What’s another thing this episode has going for it is a number of good performances from guest actors playing strong characters. I’m reminded of “Tomb of the Cybermen”, and how Doctor Who doesn’t always give us memorable guest casts in its base-under-siege stories. Lois Chimimba is perhaps the most relatable as the poor medic Mabli in over her head as she’s thrust into a dire situation, remarkably portraying the fear and doubt that would entail; but Suzanne Packer’s General Eve Cicero is the most developed. Packer really brings the air of a famous, decorated military leader to this part so that it doesn’t require much suspension of disbelief as her accomplishments are listed. She has a secret condition, known as Pilot’s Heart -a kind of extreme adrenaline-induced arrhythmia it seems, which she’s ashamed of due to her prideful nature, especially around her resentful engineer brother Durkas. Indeed, Ryan’s issues with his dad isn’t the only troubled family relationship explored in this episode, and the whole arc between Eve and Durkas, broken up though it may be, is played incredibly well. Packer and Doc Brown (though credited as Ben Bailey-Smith) are good enough actors to really carry this storyline. That’s not quite true with Jack Shalloo’s performance as Yoss though, as much as he tries. And David Shields gives a pretty good performance as Eve’s android consort Ronan, though he serves little more purpose than as a physical wedge between the Ciceros.

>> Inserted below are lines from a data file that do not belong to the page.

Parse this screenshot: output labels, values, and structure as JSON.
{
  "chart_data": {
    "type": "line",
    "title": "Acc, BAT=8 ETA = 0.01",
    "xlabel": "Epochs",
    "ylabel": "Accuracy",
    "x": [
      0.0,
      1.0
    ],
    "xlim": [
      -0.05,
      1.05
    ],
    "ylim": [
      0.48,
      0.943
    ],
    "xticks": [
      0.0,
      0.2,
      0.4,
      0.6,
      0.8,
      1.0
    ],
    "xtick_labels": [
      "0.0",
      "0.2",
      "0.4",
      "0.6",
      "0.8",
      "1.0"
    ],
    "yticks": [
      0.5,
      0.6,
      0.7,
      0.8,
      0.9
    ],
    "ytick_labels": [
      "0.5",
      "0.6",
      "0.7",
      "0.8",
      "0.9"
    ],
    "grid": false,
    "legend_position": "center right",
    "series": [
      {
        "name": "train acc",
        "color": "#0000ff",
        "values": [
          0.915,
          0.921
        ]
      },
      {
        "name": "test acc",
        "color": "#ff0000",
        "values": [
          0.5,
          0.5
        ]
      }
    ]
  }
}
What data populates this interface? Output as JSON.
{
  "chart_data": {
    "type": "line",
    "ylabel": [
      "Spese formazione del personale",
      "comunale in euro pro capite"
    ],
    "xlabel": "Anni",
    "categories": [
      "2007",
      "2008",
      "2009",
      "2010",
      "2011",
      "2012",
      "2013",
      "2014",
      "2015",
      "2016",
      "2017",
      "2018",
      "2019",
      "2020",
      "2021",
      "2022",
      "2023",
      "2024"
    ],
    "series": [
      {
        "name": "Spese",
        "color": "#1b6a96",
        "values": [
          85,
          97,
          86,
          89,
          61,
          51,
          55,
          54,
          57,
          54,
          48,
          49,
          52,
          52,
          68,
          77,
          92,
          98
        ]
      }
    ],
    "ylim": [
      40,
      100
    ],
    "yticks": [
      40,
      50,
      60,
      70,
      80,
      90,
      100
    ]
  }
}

Both the Cicero arc and Yoss’ pregnancy come to satisfactory conclusions, though the latter’s is fairly conventional. Eve’s heartfelt reconciliation with Durkas and subsequent death in saving the ship feels earned, even the funeral and rites which leave the TARDIS out of the episodes’ ending don’t come off unwarranted. Far better than the airlock ejection of the Pting in a comical manner which preceded it by minutes. I think that may be the biggest crime of the Pting and this episode as a whole. There’s a lot of drama and genuine pathos from both the regular cast and the guest characters in a story that really could be tense and compelling. The production design and directing by Jennifer Perrot even deserves commendation. But this terrible antagonist diminishes all that. The Pting isn’t even in the episode for a large percentage of screen-time, but its influence does cast an annoying shadow.
I’d have to say however for its characters and themes alone, I did like this episode a lot more than I disliked is; but that I feel Doctor Who should walk the line of insipid, highly commercial creatures less thinly in the future. As promising as Chibnall’s plan of introducing new monsters rather than returning to old ones is, this flaccid potato frog should not make a reappearance.